El gobernador Bassus, se enteró de que Felipe y sus cristianos celebraban el día del Señor delante de la iglesia y los mandó traer a su presencia. «¿Quién de vosotros es el maestro?», preguntó. Felipe respondió: «Yo». Bassus le dijo: «Bien sabes que el emperador ha prohibido que os reunáis. Entrégame los vasos de oro y plata y los libros que acostumbráis leer». El obispo replicó: «Estamos dispuestos a entregarte los vasos, porque Dios no se complace en los metales preciosos sino en la caridad. En cuanto a los libros sagrados, ni tú puedes exigírmelos, ni yo puedo entregarlos». El gobernador mandó llamar a los verdugos y ordenó a uno de ellos que atormentase a Felipe. Este soportó el tormento con invencible valor. Hermes dijo al gobernador que, aunque destruyese todos los libros de la verdadera doctrina, no conseguiría destruir la palabra de Dios. Bassus le mandó azotar. En seguida, Publio, ayudante del gobernador, acompañó a Hermes al sitio en que estaban depositados los vasos sagrados. Publio intentó apoderarse de algunos y, cuando Hermes trató de impedirlo, le dio tan tremenda bofetada, que le dejó el rostro bañado en sangre. El gobernador reprobó la conducta de Publio y ordenó que curasen la herida de Hermes. En seguida, envió a los prisioneros a la plaza central y mandó a los guardias que destruyesen el techo de la iglesia. Los soldados aprovecharon la ocasión para quemar los libros sagrados, y las llamas se elevaron tan alto, que los presentes quedaron maravillados. Cuando Felipe, quien se hallaba en la plaza central, se enteró de lo sucedido, habló largamente sobre la venganza de Dios que amenaza a los malvados y recordó al pueblo que los templos de los ídolos se habían incendiado muchas veces.

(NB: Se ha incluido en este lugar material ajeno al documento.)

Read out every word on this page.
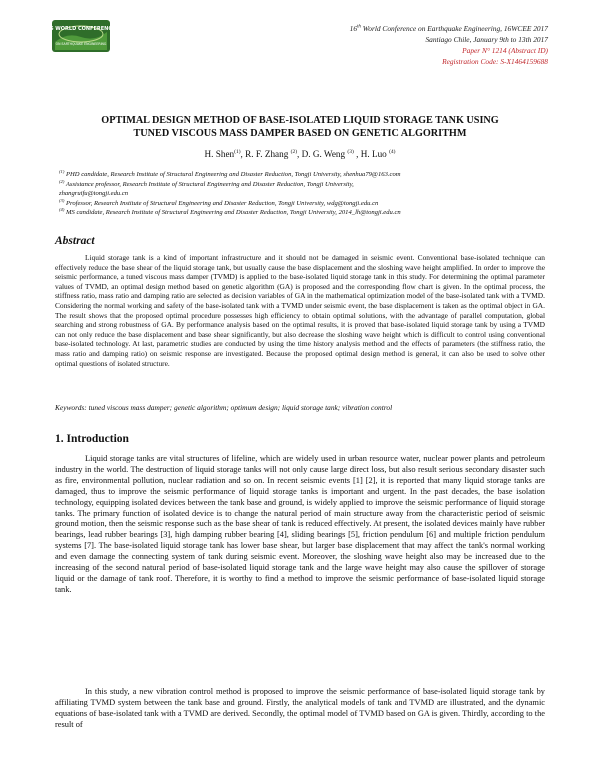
16 WORLD CONFERENCE
ON EARTHQUAKE ENGINEERING
16th World Conference on Earthquake Engineering, 16WCEE 2017
Santiago Chile, January 9th to 13th 2017
Paper N° 1214 (Abstract ID)
Registration Code: S-X1464159688
OPTIMAL DESIGN METHOD OF BASE-ISOLATED LIQUID STORAGE TANK USING
TUNED VISCOUS MASS DAMPER BASED ON GENETIC ALGORITHM
H. Shen$^{(1)}$, R. F. Zhang $^{(2)}$, D. G. Weng $^{(3)}$ , H. Luo $^{(4)}$
$^{(1)}$ PHD candidate, Research Institute of Structural Engineering and Disaster Reduction, Tongji University, shenhua79@163.com
$^{(2)}$ Assistance professor, Research Institute of Structural Engineering and Disaster Reduction, Tongji University,
zhangruifu@tongji.edu.cn
$^{(3)}$ Professor, Research Institute of Structural Engineering and Disaster Reduction, Tongji University, wdg@tongji.edu.cn
$^{(4)}$ MS candidate, Research Institute of Structural Engineering and Disaster Reduction, Tongji University, 2014_lh@tongji.edu.cn
Abstract

Liquid storage tank is a kind of important infrastructure and it should not be damaged in seismic event. Conventional base-isolated technique can effectively reduce the base shear of the liquid storage tank, but usually cause the base displacement and the sloshing wave height amplified. In order to improve the seismic performance, a tuned viscous mass damper (TVMD) is applied to the base-isolated liquid storage tank in this study. For determining the optimal parameter values of TVMD, an optimal design method based on genetic algorithm (GA) is proposed and the corresponding flow chart is given. In the optimal process, the stiffness ratio, mass ratio and damping ratio are selected as decision variables of GA in the mathematical optimization model of the base-isolated tank with a TVMD. Considering the normal working and safety of the base-isolated tank with a TVMD under seismic event, the base displacement is taken as the optimal object in GA. The result shows that the proposed optimal procedure possesses high efficiency to obtain optimal solutions, with the advantage of parallel computation, global searching and strong robustness of GA. By performance analysis based on the optimal results, it is proved that base-isolated liquid storage tank by using a TVMD can not only reduce the base displacement and base shear significantly, but also decrease the sloshing wave height which is difficult to control using conventional base-isolated technology. At last, parametric studies are conducted by using the time history analysis method and the effects of parameters (the stiffness ratio, the mass ratio and damping ratio) on seismic response are investigated. Because the proposed optimal design method is general, it can also be used to solve other optimal questions of isolated structure.

Keywords: tuned viscous mass damper; genetic algorithm; optimum design; liquid storage tank; vibration control

1. Introduction

Liquid storage tanks are vital structures of lifeline, which are widely used in urban resource water, nuclear power plants and petroleum industry in the world. The destruction of liquid storage tanks will not only cause large direct loss, but also result serious secondary disaster such as fire, environmental pollution, nuclear radiation and so on. In recent seismic events [1] [2], it is reported that many liquid storage tanks are damaged, thus to improve the seismic performance of liquid storage tanks is important and urgent. In the past decades, the base isolation technology, equipping isolated devices between the tank base and ground, is widely applied to improve the seismic performance of liquid storage tanks. The primary function of isolated device is to change the natural period of main structure away from the characteristic period of seismic ground motion, then the seismic response such as the base shear of tank is reduced effectively. At present, the isolated devices mainly have rubber bearings, lead rubber bearings [3], high damping rubber bearing [4], sliding bearings [5], friction pendulum [6] and multiple friction pendulum systems [7]. The base-isolated liquid storage tank has lower base shear, but larger base displacement that may affect the tank's normal working and even damage the connecting system of tank during seismic event. Moreover, the sloshing wave height also may be increased due to the increasing of the second natural period of base-isolated liquid storage tank and the large wave height may also cause the spillover of storage liquid or the damage of tank roof. Therefore, it is worthy to find a method to improve the seismic performance of base-isolated liquid storage tank.

In this study, a new vibration control method is proposed to improve the seismic performance of base-isolated liquid storage tank by affiliating TVMD system between the tank base and ground. Firstly, the analytical models of tank and TVMD are illustrated, and the dynamic equations of base-isolated tank with a TVMD are derived. Secondly, the optimal model of TVMD based on GA is given. Thirdly, according to the result of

Entonces, se presentó en la plaza un sacerdote pagano con sus ministros, llevando consigo todo lo necesario para el sacrificio. También llegó Bassus, seguido por la multitud. Algunos de los presentes se compadecían de los cristianos, otros, especialmente los judíos, clamaban contra ellos. Bassus exhortó a san Felipe a ofrecer sacrificios a los dioses, a los emperadores y a la fortuna de la ciudad; después, le señaló una estatua de Hércules y le dijo que se contentaría con que la tocase. El obispo replicó que las imágenes eran muy útiles a los escultores, pero que no podían hacer bien alguno a quienes las adoraban. Entonces Bassus, volviéndose hacía Hermes, le preguntó sí él estaba dispuesto a ofrecer sacrificios. Hermes respondió: «No. Yo también soy cristiano». Bassus le preguntó: «Si Felipe ofrece sacrificios, ¿seguirás tú su ejemplo?» Hermes replicó que no y que tampoco conseguirían que Felipe sacrificase a los dioses. Después de emplear toda clase de amenazas y promesas para que ofreciesen el sacrificio, el gobernador mandó que los mártires fuesen conducidos a la prisión. En el camino unos malvados derribaron por tierra a Felipe, quien se levantó sonriente, con gran admiración de la turba. Los mártires entraron en la prisión cantando gozosamente un salmo de agradecimiento a Dios. Pocos días después el gobernador permitió que se trasladasen a la casa de un tal Paneras, a donde muchos cristianos y neófitos acudieron a oír las instrucciones de los mártires. Más tarde, los prisioneros fueron conducidos a una prisión contigua al teatro que tenía un pasadizo secreto hacia éste, por donde los cristianos pudieron ir a visitarlos durante la noche, en gran número.
En el ínterin, el gobernador Bassus fue sustituido por Justino. El cambio alarmó mucho a los cristianos, ya que Bassus era un hombre razonable y su esposa había sido cristiana durante algún tiempo; en cambio, Justino era un hombre muy cruel. Zoilo, el magistrado de la ciudad, condujo a Felipe a presencia de Justino, quien le repitió la orden del emperador y le exhortó a ofrecer sacrificios. Felipe respondió: «Soy cristiano y no puedo obedecer tus órdenes. Si quieres, puedes castigarnos, pero no conseguirás que obedezcamos». Justino le amenazó con la tortura, y el obispo respondió: «Dame tormento, pero no lograrás vencerme; no hay poder alguno capaz de obligarme a ofrecer sacrificios». Justino le dijo que los guardias iban a llevarle a rastras hasta la prisión. Felipe replicó: «¡Dios lo quiera!» Entonces Justino ordenó que le atasen los pies y le arrastrasen a la prisión. Los guardias le arrastraron sobre las piedras con tal violencia, que Felipe llegó a la prisión cubierto de sangre. Los cristianos le recibieron y le llevaron en brazos a la mazmorra.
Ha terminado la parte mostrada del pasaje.